Trouble finishing my solution for a limit

Question

Given $k>0$ prove that: $\lim_{x \to \infty} (1+ \frac{k}{x})^x=e^k$.

The ideas I have tried are writing the limit as follows:

$$\lim_{x \to \infty} \left(1+ \frac k x \right)^x = \lim_{x \to \infty} e^{x \log(1+ \frac{k}{x})}.$$

Later I tried to show that $\lim_{x \to \infty} x \log(1+ \frac{k}{x})=k$.

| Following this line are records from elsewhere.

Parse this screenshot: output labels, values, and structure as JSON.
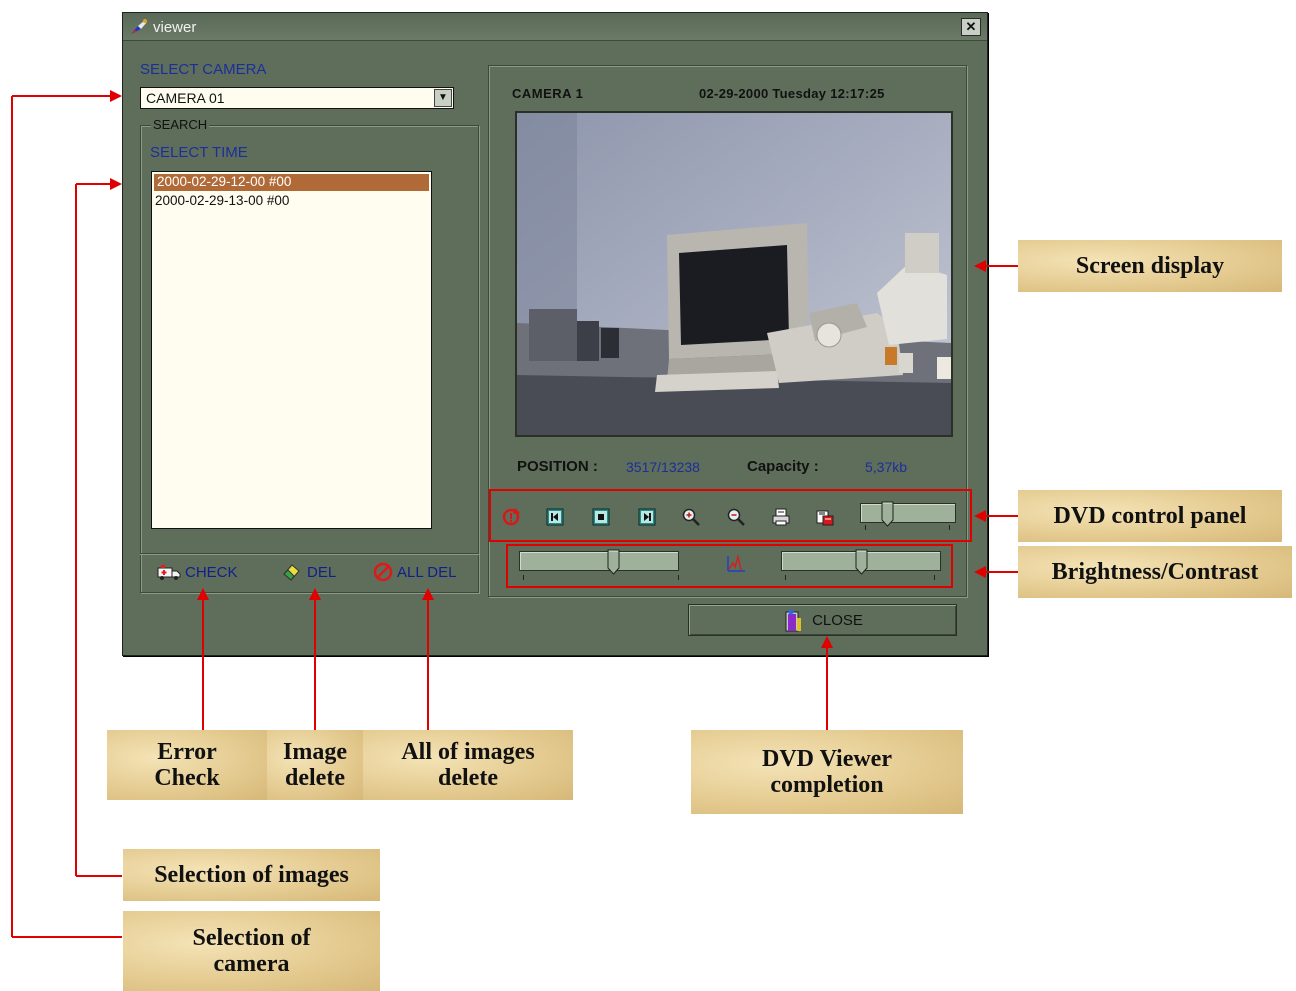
{
  "window": {
    "title": "viewer",
    "close_glyph": "✕"
  },
  "camera": {
    "label": "SELECT CAMERA",
    "selected": "CAMERA 01"
  },
  "search": {
    "legend": "SEARCH",
    "time_label": "SELECT TIME",
    "times": [
      "2000-02-29-12-00 #00",
      "2000-02-29-13-00 #00"
    ],
    "selected_index": 0
  },
  "actions": {
    "check": "CHECK",
    "del": "DEL",
    "all_del": "ALL DEL"
  },
  "display": {
    "camera_name": "CAMERA 1",
    "datetime": "02-29-2000 Tuesday 12:17:25",
    "position_label": "POSITION :",
    "position_value": "3517/13238",
    "capacity_label": "Capacity :",
    "capacity_value": "5,37kb"
  },
  "controls": {
    "icons": [
      "refresh-icon",
      "rewind-icon",
      "stop-icon",
      "forward-icon",
      "zoom-in-icon",
      "zoom-out-icon",
      "print-icon",
      "save-icon"
    ],
    "speed_level": 0.25,
    "brightness_level": 0.6,
    "contrast_level": 0.5
  },
  "close_label": "CLOSE",
  "annotations": {
    "screen_display": "Screen display",
    "dvd_control_panel": "DVD control panel",
    "brightness_contrast": "Brightness/Contrast",
    "error_check": "Error Check",
    "image_delete": "Image delete",
    "all_images_delete": "All of images delete",
    "dvd_viewer_completion": "DVD Viewer completion",
    "selection_of_images": "Selection of images",
    "selection_of_camera": "Selection of camera"
  },
  "colors": {
    "window": "#5e6e5b",
    "label_blue": "#1c2e9a",
    "selection": "#b06a38",
    "annotation_red": "#e00000"
  }
}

And I tried to use Bernoulli´s inequality to get something like this:

$$x \log \left(1+ \frac k x \right) \le x \log\left(\left(1+ \frac 1 x\right)^k\right) =xk \log\left(1+ \frac 1 x\right)<k.$$

I believe that last part is true since $\forall x>0 \rightarrow \log(1+\frac{1}{x}) < \frac{1}{x}$.

Answer 1

Well, you can try this,

$$\lim_{x\rightarrow\infty}x\log(1+\frac{k}{x})=\lim_{x\rightarrow\infty}\frac{\log(1+\frac{k}{x})}{\frac{1}{x}}$$ [$\frac{0}{0}$ form]

By L'Hôpital's rule,

$$=\lim_{x\rightarrow\infty}\frac{-\dfrac{k}{x^2}\dfrac{1}{1+\dfrac{k}{x}}}{-\dfrac{1}{x^2}}=k$$

Answer 2

It depends a bit on how you define the exponential and the logarithm. In any case, the limit still holds for any $k$, positive, zero, or negative.

One way would be to use that $\log(1+t)=t+o(t^2)$. Then $$ x\log\left(1+\frac kx\right)=k+o(x^{-1})\to k. $$ Then taking the exponential, and using that it is continuous, you get your limit.